Certes, on trouve quelques profils classiques parmi les nouveaux venus, mais certaines nominations ne laissent pas de surprendre. Thibault Lanxade est nommé préfet de l'Indre, comme s'il allait de soi qu'un bon chef d'entreprise sera aussi un bon préfet ; Lydia Guirous, issue du monde politique, porte-parole des Républicains jusqu'en 2019, nommée préfet délégué à l'Égalité ; Michaël Galy, directeur des Hôpitaux universitaires de Strasbourg… Des personnalités de qualité, sans doute, mais ont-elles les compétences pour assurer la fonction de préfet ? Peut-être bénéficieront-ils d'une formation accélérée ?

La nomination la plus surprenante est assurément celle de Marilyne Poulain, ex-responsable de la CGT, très engagée dans le combat pour la régularisation des sans-papiers, qui devient « préfète » déléguée à l'Égalité des chances dans le Bas-Rhin. Dans un tweet, Julien Aubert, qui n'a pas sa langue dans sa poche, écrit : « Une syndicaliste nommée préfet […] qui s’est illustrée pour ses combats sur la régularisation des clandestins : voilà qui montre le sérieux du gouvernement sur ce sujet. La suppression du corps préfectoral aura servi à multiplier les nominations gadget. On coule. »



À ce sujet — Ce n’est pas l’ENA qu’il faut supprimer, c’est le copinage !
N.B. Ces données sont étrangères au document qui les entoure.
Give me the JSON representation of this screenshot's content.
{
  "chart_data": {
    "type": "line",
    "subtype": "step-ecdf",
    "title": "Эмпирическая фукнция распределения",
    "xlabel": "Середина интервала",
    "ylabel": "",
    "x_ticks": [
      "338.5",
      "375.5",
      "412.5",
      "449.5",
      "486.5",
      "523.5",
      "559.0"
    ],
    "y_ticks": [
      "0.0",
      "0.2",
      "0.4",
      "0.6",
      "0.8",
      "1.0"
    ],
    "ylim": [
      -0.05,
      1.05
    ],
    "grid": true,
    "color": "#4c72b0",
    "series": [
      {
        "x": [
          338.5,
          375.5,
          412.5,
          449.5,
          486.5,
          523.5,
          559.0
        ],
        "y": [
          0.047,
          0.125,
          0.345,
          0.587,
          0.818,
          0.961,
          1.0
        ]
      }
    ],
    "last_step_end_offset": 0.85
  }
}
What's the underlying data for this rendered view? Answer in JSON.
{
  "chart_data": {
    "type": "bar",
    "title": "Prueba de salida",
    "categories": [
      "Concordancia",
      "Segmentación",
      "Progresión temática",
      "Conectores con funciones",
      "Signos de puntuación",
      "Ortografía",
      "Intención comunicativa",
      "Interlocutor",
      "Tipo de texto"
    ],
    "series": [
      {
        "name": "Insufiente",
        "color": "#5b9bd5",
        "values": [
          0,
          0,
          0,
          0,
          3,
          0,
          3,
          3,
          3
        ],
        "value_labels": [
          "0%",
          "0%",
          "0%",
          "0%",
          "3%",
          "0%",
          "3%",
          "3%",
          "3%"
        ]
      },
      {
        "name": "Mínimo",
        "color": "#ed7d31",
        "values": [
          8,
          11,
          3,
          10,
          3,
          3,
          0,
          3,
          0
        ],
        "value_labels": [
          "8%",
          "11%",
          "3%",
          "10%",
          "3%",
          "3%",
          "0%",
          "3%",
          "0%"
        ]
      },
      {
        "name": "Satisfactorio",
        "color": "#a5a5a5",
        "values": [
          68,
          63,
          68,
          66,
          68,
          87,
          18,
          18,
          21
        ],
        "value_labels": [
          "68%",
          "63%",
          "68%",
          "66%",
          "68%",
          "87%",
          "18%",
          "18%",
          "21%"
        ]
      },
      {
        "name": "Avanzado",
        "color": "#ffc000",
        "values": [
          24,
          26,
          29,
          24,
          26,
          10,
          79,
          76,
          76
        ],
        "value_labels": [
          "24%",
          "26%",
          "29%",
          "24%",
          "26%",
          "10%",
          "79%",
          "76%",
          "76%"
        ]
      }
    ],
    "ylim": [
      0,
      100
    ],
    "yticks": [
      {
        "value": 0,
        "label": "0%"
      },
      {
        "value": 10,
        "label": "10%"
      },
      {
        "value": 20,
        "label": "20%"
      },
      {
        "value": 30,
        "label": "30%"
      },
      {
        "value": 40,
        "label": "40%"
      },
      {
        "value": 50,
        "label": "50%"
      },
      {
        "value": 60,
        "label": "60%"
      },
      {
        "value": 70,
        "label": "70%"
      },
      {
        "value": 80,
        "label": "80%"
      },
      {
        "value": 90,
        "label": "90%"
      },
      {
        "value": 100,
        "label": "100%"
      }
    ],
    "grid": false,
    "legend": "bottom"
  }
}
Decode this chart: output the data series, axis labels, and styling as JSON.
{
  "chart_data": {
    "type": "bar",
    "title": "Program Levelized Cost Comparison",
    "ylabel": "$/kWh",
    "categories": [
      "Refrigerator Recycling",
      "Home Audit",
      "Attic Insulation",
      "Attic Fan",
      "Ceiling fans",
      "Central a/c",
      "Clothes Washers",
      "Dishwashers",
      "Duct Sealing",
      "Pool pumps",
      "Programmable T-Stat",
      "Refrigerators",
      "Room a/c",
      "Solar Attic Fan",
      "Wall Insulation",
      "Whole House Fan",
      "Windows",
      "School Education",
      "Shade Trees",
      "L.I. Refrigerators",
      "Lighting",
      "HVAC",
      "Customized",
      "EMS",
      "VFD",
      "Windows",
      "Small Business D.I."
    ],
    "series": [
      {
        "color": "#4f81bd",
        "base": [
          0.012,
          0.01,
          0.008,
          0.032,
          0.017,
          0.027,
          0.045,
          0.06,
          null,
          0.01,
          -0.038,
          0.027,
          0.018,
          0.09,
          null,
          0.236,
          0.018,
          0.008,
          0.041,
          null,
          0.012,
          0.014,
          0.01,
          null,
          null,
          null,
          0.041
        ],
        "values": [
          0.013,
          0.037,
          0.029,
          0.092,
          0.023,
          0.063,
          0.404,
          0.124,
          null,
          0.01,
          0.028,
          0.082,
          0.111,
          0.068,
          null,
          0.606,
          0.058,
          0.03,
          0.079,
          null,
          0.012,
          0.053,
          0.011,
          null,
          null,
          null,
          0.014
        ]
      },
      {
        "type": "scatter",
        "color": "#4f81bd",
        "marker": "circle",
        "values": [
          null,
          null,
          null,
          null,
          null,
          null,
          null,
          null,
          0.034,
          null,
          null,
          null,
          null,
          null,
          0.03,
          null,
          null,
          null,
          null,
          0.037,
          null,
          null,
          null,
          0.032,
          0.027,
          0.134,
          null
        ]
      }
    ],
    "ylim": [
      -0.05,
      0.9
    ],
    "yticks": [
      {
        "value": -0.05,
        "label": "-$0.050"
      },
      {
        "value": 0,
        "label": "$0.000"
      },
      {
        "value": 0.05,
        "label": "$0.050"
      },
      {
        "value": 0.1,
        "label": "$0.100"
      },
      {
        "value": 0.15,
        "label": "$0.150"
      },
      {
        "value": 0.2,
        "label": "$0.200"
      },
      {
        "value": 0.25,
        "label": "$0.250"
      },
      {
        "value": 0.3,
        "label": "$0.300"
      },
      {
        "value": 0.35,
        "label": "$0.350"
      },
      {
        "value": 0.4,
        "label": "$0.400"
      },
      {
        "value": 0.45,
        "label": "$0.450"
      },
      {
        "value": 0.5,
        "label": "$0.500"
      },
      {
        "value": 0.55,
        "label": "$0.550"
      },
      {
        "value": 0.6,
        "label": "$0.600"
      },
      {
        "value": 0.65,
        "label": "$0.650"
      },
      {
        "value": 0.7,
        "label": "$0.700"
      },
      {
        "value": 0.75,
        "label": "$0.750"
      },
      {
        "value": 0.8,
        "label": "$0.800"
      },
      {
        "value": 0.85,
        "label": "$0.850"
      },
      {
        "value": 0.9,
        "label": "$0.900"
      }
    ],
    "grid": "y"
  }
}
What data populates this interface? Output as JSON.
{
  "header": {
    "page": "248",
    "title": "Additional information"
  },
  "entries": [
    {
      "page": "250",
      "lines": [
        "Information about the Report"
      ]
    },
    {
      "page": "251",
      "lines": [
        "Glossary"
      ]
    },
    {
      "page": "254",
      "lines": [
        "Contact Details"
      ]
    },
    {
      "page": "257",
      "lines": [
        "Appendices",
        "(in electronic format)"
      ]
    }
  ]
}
D'aucuns diront qu'il y a belle lurette que la France fait naufrage, mais force est de constater, quelles que soient les qualités personnelles de ces nouveaux préfets, que Macron détruit tout ce qui marche bien, comme s'il était démangé par la manie du changement pour le changement. De la même façon, il a mis en extinction deux corps d'encadrement supérieur du ministère des Affaires étrangères pour ouvrir les postes d'ambassadeurs et de consuls généraux à une plus grande diversité de profils. De même, les inspecteurs généraux de l'Éducation nationale, qui seront désormais en CDD.

Ce bouleversement dans le recrutement des hauts fonctionnaires est, comme la langue d'Ésope, la meilleure et la pire des choses. Il peut permettre, dans certains cas, de repérer, hors des viviers habituels, des personnes de grande qualité, mais il permet aussi, pour des raisons qui n'ont rien à voir avec l'intérêt général, d'en promouvoir de plus médiocres. Les préfets, qui devraient tous être de grands serviteurs de l'État, risquent fort, dans l'avenir, pour quelques-uns d'entre eux, de n'être plus que des larbins ou des copains du pouvoir.